Convolution#

The signals, which are functions of one or more independent variables, contain information about the behavior or nature of some phenomenon (i.e. voltages and currents as a function of time in an electrical circuit are examples of signals) , whereas the systems respond to particular signals by producing other signals or some desired behavior (a circuit is itself an example of a system, which in this case responds to applied voltages and currents)

In the many contexts in which signals and systems arise, there are a variety of prob- lems and questions that are of importance. In some cases, we are presented with a specific system and are interested in characterizing it in detail to understand how it will respond to various inputs.

Examples include the analysis of a circuit in order to quantify its response to different voltage and current sources and the determination of an aircraft’s response characteristics both to pilot commands and to wind gusts.

1-D Convolution#

1-D convolution is a mathematical operation widely used in fields such as signal processing, image processing, and deep learning. It combines two functions to produce a third function, illustrating how the shape of one function is modified by the other. The convolution of two functions \( f(t) \) and \( g(t) \) is defined as follows:

Definition#

Given two functions \( f(t) \) and \( g(t) \), the convolution \( (f * g)(t) \) is defined by the integral:

\[ (f * g)(t) = \int_{-\infty}^{\infty} f(\tau) g(t - \tau) \, d\tau \]

Explanation#

  1. Functions:

    • \( f(t) \): The input function (signal).

    • \( g(t) \): The filter (or kernel) function.

  2. Variable Change:

    • The variable \( \tau \) serves as a dummy variable for integration.

  3. Time Reversal:

    • The term \( g(t - \tau) \) represents the filter function \( g(t) \) flipped and shifted by \( t \).

  4. Integration:

    • The integral computes the area under the product of \( f(\tau) \) and \( g(t - \tau) \) across all possible values of \( \tau \).

Discrete 1-D Convolution#

For discrete sequences \( f[n] \) and \( g[n] \), the convolution is defined as:

\[ (f * g)[n] = \sum_{m=-\infty}^{\infty} f[m] g[n - m] \]

Key Properties#

  1. Commutative: $\( f * g = g * f \)$

  2. Associative: $\( f * (g * h) = (f * g) * h \)$

  3. Distributive: $\( f * (g + h) = (f * g) + (f * h) \)$

  4. Identity Element: The identity element for convolution is the Dirac delta function \( \delta(t) \), such that: $\( f * \delta = f \)$

Applications#

  • Signal Processing: Filtering signals and detecting features.

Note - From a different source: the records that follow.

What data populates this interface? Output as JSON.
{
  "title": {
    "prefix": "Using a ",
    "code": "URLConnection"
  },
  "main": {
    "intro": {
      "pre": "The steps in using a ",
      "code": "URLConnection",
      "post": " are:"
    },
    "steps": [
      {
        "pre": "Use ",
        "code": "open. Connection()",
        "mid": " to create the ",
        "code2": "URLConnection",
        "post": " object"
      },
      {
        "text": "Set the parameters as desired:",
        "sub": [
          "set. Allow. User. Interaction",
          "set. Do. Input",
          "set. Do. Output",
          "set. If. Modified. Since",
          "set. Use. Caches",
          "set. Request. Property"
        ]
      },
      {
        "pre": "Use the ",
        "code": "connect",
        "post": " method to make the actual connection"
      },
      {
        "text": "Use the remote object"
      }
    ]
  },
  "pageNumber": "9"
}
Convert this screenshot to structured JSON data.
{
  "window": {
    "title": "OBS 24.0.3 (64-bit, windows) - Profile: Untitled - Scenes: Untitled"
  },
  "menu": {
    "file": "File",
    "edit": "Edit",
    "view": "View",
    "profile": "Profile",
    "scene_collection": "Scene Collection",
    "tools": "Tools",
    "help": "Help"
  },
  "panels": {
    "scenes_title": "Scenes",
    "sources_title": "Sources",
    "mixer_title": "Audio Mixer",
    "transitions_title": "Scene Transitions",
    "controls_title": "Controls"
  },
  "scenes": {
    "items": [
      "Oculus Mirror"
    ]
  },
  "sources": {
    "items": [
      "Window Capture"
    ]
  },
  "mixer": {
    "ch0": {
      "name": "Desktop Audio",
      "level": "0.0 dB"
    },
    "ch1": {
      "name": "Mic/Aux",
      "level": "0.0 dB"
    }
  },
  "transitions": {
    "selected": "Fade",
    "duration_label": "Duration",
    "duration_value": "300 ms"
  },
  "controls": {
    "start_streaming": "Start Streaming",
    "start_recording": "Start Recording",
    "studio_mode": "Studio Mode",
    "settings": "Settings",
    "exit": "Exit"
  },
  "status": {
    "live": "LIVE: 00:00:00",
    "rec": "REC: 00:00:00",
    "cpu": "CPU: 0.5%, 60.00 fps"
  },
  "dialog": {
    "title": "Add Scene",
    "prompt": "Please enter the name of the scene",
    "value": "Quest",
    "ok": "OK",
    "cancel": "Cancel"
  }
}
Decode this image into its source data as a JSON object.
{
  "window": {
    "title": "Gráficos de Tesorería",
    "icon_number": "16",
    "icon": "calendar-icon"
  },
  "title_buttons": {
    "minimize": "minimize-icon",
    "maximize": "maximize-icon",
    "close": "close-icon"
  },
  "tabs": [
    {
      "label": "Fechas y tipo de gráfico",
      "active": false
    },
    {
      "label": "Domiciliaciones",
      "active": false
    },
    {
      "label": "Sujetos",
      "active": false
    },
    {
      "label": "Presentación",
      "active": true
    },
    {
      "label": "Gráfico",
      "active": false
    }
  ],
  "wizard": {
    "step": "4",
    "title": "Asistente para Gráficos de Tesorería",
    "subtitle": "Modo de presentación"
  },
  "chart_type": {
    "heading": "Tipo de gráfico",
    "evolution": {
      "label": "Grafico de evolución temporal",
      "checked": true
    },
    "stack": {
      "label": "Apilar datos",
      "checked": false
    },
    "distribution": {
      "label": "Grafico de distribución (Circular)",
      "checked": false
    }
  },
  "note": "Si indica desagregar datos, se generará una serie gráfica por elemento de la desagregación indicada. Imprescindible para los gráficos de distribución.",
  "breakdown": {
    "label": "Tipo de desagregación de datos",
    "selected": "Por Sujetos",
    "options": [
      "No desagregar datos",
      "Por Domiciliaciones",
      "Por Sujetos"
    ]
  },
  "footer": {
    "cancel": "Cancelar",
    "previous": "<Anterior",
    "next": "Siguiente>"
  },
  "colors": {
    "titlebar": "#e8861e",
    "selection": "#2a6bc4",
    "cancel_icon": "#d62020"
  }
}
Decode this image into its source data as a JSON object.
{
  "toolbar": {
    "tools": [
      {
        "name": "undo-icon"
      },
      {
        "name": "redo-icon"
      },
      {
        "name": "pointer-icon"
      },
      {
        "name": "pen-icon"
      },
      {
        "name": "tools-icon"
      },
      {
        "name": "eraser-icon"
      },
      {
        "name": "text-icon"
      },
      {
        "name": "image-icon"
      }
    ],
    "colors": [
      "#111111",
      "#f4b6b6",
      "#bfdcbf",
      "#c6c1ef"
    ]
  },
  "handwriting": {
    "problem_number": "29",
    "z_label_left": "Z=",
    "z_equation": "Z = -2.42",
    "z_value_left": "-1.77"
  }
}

  • Image Processing: Applying filters and kernels for blurring, sharpening, etc.

  • Deep Learning: Convolutional neural networks (CNNs) use convolution to process data with a grid-like topology, such as images.

Example of 1-D Convolution#

Consider the following example:

Square_Triangle_Conv1_1

The accompanying video demonstrates the operation of 1-D convolution:

.. video:: ../SAS/ImageSAS/triangle_square_conv.mp4 :width: 640 :height: 480 :controls: true

See more details in Convolutions in 1D

https://www.songho.ca/dsp/convolution/convolution.html#decomposition

https://www.cs.cornell.edu/courses/cs1114/2013sp/sections/S06_convolution.pdf

Transformation of the Independent Variable#

It is often of interest to determine the effect of transforming the independent variable of a given signal \(x(t)\) to obtain a signal of the form \(y(t)=x(\alpha t + \beta)\), where \(\alpha\) and \(\beta\) are given numbers.

Such a transformation of the independent variable preserves the shape of \(x(t)\), except that the resulting signal may be

linearly stretched if \(|\alpha|\) < 1,

linearly compressed if \(|\alpha|\) > 1,

reversed in time if \(\alpha < 0\),

and shifted in time if \(\beta\) is nonzero.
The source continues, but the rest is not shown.